- The Washington Times - Monday, April 28, 2014

Federal prosecutors on Monday accused Rep. Michael Grimm, a former FBI agent, of flouting state and federal tax laws in a 20-count indictment, which an FBI official said showed the lawmaker lived by a the new motto of “fraud, perjury and obstruction.”

The New York Republican, who had been under investigation for two years over possible campaign finance violations, was charged with health care, tax, mail and wire fraud in connection to a restaurant he owned prior to serving in Congress. The indictment said he underreported more than $1 million in gross receipts and hundreds of thousands of dollars of employees’ wages to the federal government.

The indictment also alleges that Mr. Grimm lied under oath in January 2013 when he was deposed about his role in operating the Manhattan restaurant called “Healthalicious,” “including falsely denying that he had paid Healthalicious‘ workers in cash” to avoid a paper trail.

Mr. Grimm, 44, pleaded not guilty in court Monday, telling reporters he and his legal team will fight “tooth and nail” until he’s exonerated and indicated he plans to seek re-election in the fall.

Mr. Grimm, who as released on $400,000 bail, said he felt “relieved” that after two-and-a-half years of anonymous attacks, he can finally confront what he called a “political witch hunt” to “assassinate my character and remove me from office.”

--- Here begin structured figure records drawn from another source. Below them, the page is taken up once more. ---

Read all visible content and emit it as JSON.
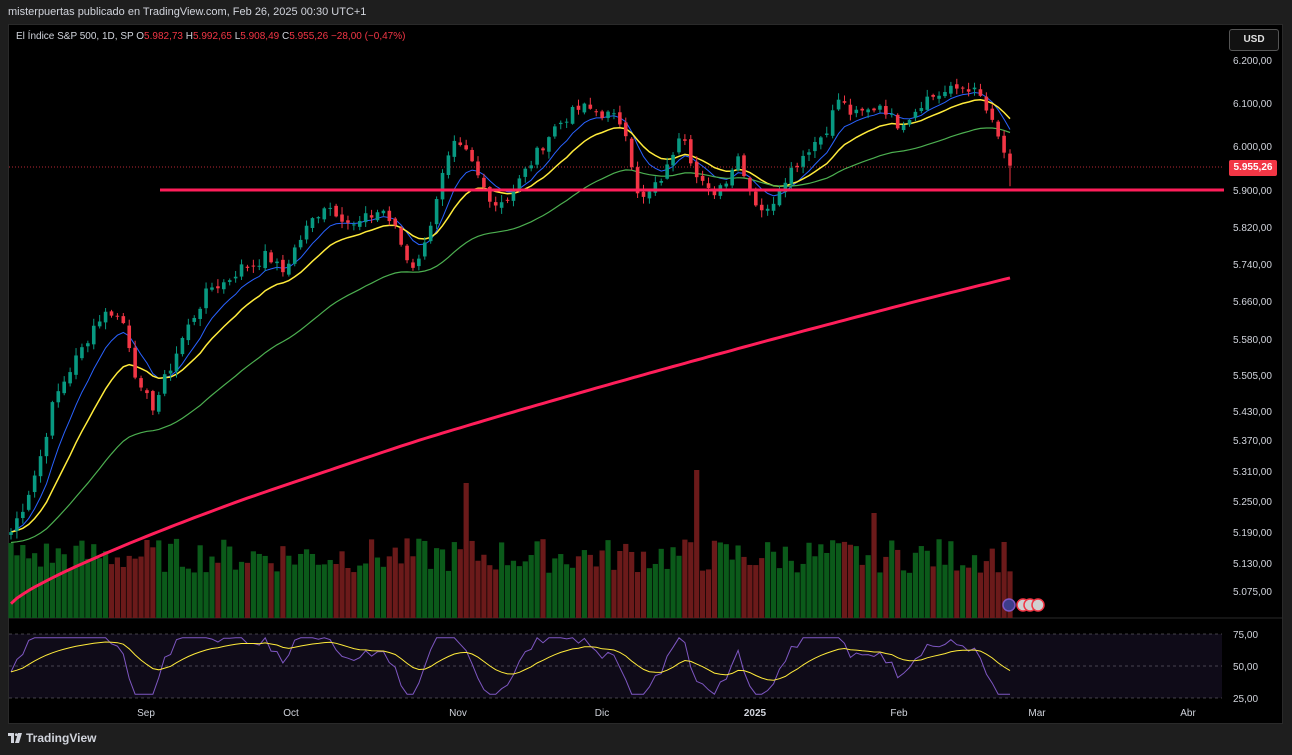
{
  "header": {
    "published": "misterpuertas publicado en TradingView.com, Feb 26, 2025 00:30 UTC+1"
  },
  "legend": {
    "symbol": "El Índice S&P 500, 1D, SP",
    "o_label": "O",
    "o_value": "5.982,73",
    "h_label": "H",
    "h_value": "5.992,65",
    "l_label": "L",
    "l_value": "5.908,49",
    "c_label": "C",
    "c_value": "5.955,26",
    "change": "−28,00 (−0,47%)"
  },
  "currency_button": "USD",
  "last_price_tag": "5.955,26",
  "footer": {
    "brand": "TradingView"
  },
  "colors": {
    "up": "#089981",
    "down": "#f23645",
    "ma_fast": "#2962ff",
    "ma_mid": "#ffeb3b",
    "ma_slow": "#4caf50",
    "ma_200": "#ff1e5a",
    "level": "#ff1e5a",
    "rsi": "#7e57c2",
    "rsi_ma": "#ffeb3b"
  },
  "chart_data": {
    "type": "candlestick",
    "price_axis": [
      "6.200,00",
      "6.100,00",
      "6.000,00",
      "5.900,00",
      "5.820,00",
      "5.740,00",
      "5.660,00",
      "5.580,00",
      "5.505,00",
      "5.430,00",
      "5.370,00",
      "5.310,00",
      "5.250,00",
      "5.190,00",
      "5.130,00",
      "5.075,00"
    ],
    "price_axis_values": [
      6200,
      6100,
      6000,
      5900,
      5820,
      5740,
      5660,
      5580,
      5505,
      5430,
      5370,
      5310,
      5250,
      5190,
      5130,
      5075
    ],
    "x_axis": [
      "Sep",
      "Oct",
      "Nov",
      "Dic",
      "2025",
      "Feb",
      "Mar",
      "Abr"
    ],
    "horizontal_level": 5900,
    "ohlc_anchor_closes": [
      5190,
      5250,
      5330,
      5450,
      5510,
      5560,
      5620,
      5640,
      5610,
      5470,
      5440,
      5510,
      5580,
      5640,
      5690,
      5700,
      5730,
      5740,
      5760,
      5720,
      5780,
      5830,
      5870,
      5850,
      5820,
      5840,
      5860,
      5810,
      5730,
      5780,
      5910,
      6000,
      5980,
      5910,
      5870,
      5890,
      5940,
      5990,
      6040,
      6070,
      6090,
      6080,
      6070,
      6050,
      5870,
      5900,
      5950,
      6050,
      5930,
      5890,
      5920,
      5980,
      5880,
      5850,
      5920,
      5960,
      6000,
      6030,
      6110,
      6070,
      6080,
      6100,
      6050,
      6070,
      6110,
      6120,
      6130,
      6140,
      6110,
      6030,
      5955
    ],
    "ma200_range": [
      5050,
      5710
    ],
    "rsi_axis": [
      "75,00",
      "50,00",
      "25,00"
    ],
    "rsi_axis_values": [
      75,
      50,
      25
    ]
  }
}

“I stand before you with humility,” he said, “but still proud. I know who I am and I know what I’ve done for this country for almost 20 years now. I know I’m a moral man, a man of integrity, and I also know I have a lot more service and leadership to provide this country.”

Mr. Grimm wrote a letter to House Speaker John A. Boehner on Monday asking the Ohio Republican to remove him from the House Financial Services Committee “in light of recent circumstances,” but saying that he intends to resume his responsibilities once his legal matters are resolved.

“The Speaker believes Rep. Grimm’s decision is appropriate under the circumstances,” Boehner spokesman Michael Steel said.

Minority Leader Nancy Pelosi, California Democrat, had written separately to Mr. Boehner asking Republicans to remove Mr. Grimm from the panel.

For two years, investigators had been examining his fundraising in the 2010 race and his involvement in the Manhattan restaurant. A House Ethics Committee announced in November that Mr. Grimm was under investigation for possible campaign finance violations.

During the 2010 race when he was first elected, Mr. Grimm acknowledged receiving $250,000 to $300,000 in contributions from followers of an Israeli rabbi, Yoshiyahu Yosef Pinto. Some members of Mr. Pinto’s congregation subsequently said they made tens of thousands of dollars in illegal contributions, including gifts passed through straw donors.

Mr. Grimm has denied knowledge of any improprieties. The Israeli businessman who had served as Mr. Grimm’s liaison to Mr. Pinto’s followers, Ofer Biton, pleaded guilty in August to an immigration fraud charge.

Three days after that guilty plea, the FBI filed a sealed criminal complaint accusing a Houston woman named Diana Durand, who had been romantically involved with Mr. Grimm, of using straw donors to make illegal campaign contributions.

On Friday, Ms. Durand was indicted in Brooklyn on those charges. She also was charged with making false statements to the FBI when she said she didn’t reimburse straw donors for their contributions to Mr. Grimm’s campaign.

Mr. Grimm made headlines in January after confronting a New York City cable news station reporter who tried to question him about a long-running FBI investigation into campaign finance while they were on a balcony in the Capitol.

“As a former FBI agent, Rep. Grimm should understand the motto: fidelity, bravery, and integrity. Yet he broke our credo at nearly every turn,” FBI Assistant Director George Venizelos said in a statement. “In this 20-count indictment, Rep. Grimm lived by a new motto: fraud, perjury, and obstruction.”

The indictment was the latest in a string of embarrassments for the House GOP caucus, which had been hoping to build momentum for what many saw as a strong midterm cycle for Republicans. Mr. Grimm’s legal woes follow on the resignation of Florida Rep. Trey Radel in the wake of a D.C. drug-buying sting and the announcement Monday that Louisiana Rep. Vance McAllister would not seek another term after the married congressman was caught on videotape kissing a staffer.

Three non-partisan political handicappers changed their outlook on the race Monday in light of the news. The Cook Political Report and the Rothenberg Political Report changed their ratings from “lean Republican” to “lean Democrat” and Larry Sabato’s Crystal Ball, moved it from “toss-up” to “lean Democrat.” He won re-election in 2012 with 52 percent of the vote in New York’s Staten Island-based 11th congressional district, which President Obama carried in 2012, also with 52 percent of the vote.

Former New York City Councilman Domenic Rechhia is running on the Democratic side.